The last item, he took his time with. It was a controversial choice – a personal weapon. Some of the reporters, like Caroline and Adam Mynott, who’d arrived from Afghanistan with the last of NATO’s returning contingent, refused to carry anything and tried very hard to talk Melton out of doing so. They argued that a journalist’s best protection was their non-combatant status. In turn Melton insisted that nobody was playing by the Geneva Convention and cited at least three occasions in Iraq and two in Paris where he’d been forced to defend himself. It was an unresolved dispute, with some of the older hands writing him off as a fossil from the Cowboy Age, while a few of the younger ones quietly sought him out to ask his advice about how they might discreetly pack their own protection. It was telling, he thought, that Barry had scrounged him two spare magazines for the Fabrique Nationale 57 pistol.
He stripped, cleaned and rebuilt the handgun before slotting home a full mag. Safety on, it went into the holster on his right hip and disappeared under the slicker. Melton finished his packing with a fully charged cell phone, plugged into British Telecom’s network and set to roam, but he noted that – as usual – there was no signal available. Service was spotty, at best. After a quick visit to Monty’s cubicle for all the goodbyes and good-luck wishes, he signed out at the security desk, lodging a run-down of his expected movements over the next forty-eight hours, the name of the French unit he would be with, and the number of the all-but-useless cell phone in his breast pocket.
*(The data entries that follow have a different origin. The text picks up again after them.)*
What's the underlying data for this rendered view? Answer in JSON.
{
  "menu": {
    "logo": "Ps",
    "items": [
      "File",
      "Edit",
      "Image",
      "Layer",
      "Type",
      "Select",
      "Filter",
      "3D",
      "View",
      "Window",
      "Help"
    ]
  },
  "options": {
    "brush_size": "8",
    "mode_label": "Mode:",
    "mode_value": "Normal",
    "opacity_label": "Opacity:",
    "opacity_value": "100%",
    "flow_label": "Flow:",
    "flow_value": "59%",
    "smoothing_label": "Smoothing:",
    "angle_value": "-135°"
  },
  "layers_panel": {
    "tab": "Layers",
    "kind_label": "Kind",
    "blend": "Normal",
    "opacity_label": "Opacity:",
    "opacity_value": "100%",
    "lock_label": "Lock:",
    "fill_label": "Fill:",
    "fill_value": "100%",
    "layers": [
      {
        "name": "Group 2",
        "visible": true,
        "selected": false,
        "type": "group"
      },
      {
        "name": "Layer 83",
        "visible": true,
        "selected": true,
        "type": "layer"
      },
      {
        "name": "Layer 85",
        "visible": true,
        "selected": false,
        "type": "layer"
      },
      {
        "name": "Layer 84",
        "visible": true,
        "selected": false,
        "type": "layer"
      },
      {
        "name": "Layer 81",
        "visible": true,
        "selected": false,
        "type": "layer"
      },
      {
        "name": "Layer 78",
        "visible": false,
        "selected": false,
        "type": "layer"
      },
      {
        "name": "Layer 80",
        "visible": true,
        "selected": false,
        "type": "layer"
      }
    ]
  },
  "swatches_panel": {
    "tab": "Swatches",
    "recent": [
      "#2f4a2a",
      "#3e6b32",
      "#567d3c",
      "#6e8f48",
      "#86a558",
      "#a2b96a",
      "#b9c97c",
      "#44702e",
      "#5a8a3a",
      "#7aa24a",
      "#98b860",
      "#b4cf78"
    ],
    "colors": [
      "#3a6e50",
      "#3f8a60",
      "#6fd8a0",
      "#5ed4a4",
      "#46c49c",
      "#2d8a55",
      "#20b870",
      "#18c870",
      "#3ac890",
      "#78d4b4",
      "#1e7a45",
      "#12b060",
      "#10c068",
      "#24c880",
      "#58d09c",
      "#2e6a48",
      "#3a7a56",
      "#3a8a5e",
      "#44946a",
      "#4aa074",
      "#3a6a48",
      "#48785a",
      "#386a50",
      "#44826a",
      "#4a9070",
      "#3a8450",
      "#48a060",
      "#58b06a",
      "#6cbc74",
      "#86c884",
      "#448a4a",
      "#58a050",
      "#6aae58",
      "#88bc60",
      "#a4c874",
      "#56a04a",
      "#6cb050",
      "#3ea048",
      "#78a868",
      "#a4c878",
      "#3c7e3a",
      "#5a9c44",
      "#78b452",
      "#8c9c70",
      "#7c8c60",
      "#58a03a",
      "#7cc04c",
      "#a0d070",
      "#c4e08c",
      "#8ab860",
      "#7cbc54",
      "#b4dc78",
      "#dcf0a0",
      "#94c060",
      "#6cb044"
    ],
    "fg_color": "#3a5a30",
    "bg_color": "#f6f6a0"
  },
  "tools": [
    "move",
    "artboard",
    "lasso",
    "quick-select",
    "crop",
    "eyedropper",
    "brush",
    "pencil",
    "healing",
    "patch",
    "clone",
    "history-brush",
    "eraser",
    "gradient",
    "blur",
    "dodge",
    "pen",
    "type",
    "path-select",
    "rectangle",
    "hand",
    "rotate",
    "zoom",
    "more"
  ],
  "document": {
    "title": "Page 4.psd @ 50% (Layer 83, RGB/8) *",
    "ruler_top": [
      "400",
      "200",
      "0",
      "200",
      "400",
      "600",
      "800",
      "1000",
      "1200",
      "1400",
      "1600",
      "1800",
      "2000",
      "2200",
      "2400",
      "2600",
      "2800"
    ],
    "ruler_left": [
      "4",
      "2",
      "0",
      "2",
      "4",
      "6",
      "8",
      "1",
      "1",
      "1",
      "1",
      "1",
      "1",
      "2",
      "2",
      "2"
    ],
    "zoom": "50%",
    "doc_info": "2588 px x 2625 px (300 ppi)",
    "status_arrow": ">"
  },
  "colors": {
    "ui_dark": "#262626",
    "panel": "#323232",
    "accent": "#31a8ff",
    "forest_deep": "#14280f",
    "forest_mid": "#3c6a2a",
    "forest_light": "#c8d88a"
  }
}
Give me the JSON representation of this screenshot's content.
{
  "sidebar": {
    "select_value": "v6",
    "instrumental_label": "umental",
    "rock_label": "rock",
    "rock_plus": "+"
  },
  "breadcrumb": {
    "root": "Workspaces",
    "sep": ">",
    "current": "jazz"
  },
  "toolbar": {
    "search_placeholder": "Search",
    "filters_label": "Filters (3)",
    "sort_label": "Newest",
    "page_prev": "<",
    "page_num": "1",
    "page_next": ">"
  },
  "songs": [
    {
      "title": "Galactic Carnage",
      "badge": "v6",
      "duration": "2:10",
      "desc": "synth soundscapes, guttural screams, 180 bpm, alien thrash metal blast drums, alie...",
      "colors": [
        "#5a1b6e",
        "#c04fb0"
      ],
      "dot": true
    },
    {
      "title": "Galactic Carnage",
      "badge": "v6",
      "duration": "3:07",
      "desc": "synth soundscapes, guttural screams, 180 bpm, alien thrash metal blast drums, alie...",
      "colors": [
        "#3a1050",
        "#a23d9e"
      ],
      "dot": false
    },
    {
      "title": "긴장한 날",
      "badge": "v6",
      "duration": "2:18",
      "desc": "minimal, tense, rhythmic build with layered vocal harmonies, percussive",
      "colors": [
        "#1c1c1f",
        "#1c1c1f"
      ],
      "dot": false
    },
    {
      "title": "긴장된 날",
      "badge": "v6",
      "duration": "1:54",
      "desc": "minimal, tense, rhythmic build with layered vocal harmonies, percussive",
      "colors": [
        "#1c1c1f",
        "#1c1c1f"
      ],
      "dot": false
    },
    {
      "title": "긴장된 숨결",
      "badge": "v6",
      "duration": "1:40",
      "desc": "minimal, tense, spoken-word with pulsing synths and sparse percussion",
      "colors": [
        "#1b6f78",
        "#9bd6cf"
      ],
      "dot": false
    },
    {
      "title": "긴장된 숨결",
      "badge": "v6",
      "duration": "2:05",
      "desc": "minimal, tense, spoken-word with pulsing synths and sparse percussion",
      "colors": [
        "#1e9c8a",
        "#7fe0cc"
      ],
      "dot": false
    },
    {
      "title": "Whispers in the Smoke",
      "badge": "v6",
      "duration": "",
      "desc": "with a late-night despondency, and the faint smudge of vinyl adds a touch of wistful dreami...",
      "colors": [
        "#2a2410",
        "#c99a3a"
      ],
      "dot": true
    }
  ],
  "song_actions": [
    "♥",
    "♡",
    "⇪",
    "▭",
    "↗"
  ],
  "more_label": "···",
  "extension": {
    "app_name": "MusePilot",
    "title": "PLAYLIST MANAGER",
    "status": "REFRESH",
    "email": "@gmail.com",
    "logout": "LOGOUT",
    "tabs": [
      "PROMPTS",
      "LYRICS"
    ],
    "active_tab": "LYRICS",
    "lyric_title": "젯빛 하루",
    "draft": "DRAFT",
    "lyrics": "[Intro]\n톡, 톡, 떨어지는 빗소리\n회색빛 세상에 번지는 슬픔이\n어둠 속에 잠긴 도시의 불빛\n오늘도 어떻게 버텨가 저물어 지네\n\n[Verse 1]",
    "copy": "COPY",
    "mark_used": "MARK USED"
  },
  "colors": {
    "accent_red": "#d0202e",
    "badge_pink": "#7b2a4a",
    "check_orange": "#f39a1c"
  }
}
From there he hurried out to the internal courtyard where his ride was waiting, a custom-built six-wheeled Land Rover, with two armed guards and his driver, American Dave.
‘Fantastic,’ Bret muttered to himself. More loudly, on approaching the vehicle, he called out, ‘Morning! You guys got my route map this morning? We’re gonna be skirting around some contested ground.’
Dave, a chunky, dark-haired man with a short-cropped beard, continued chewing his gum and nodded. ‘Yup.’
‘Okay then. Drive on.’
Melton had mapped out a long, looping circuitous path through the district’s quieter streets to avoid the fighting just north-east of the Bois de Boulogne, between Avenue Foch and the huge traffic roundabout at Place de la Porte Maillot. Within that area, fourteen irregularly shaped city blocks had been reduced to a wasteland of shattered buildings, burning ruins, and rubble through which no armour could pass and over which thousands of men and women now fought. The rain had dampened hostilities somewhat, but the rolling thunder of combat never completely abated. Soon after they set off, two jets screamed low overhead to unload their bombs on somebody. The air force was almost entirely behind Sarkozy, but even so, Melton flinched a little. Technically, they were still in Loyalist territory, and an armoured Land Rover would make an excellent target of opportunity.
It took them all of four minutes to deviate from the route and hit trouble. And the reason he didn’t notice them veering off course was because American Dave surprised him by initiating a conversation as he popped a CD into the stereo. Melton checked out the cover. Don Dudley’s Truckin’ Hits.
‘Gonna git bloody soon,’ said Dave.
Okay, it wasn’t much of a conversation, but it was a start.
‘Yeah,’ agreed Bret. ‘Always gets kinda biblical whenever you get a lot of irregulars tangling with main force. These guys’ll be desperate too. You got the Marines and tanks coming in from the park, and those two grunt divisions hit Romaine and Noisy-le-Sec yesterday. Loyalists are trapped.’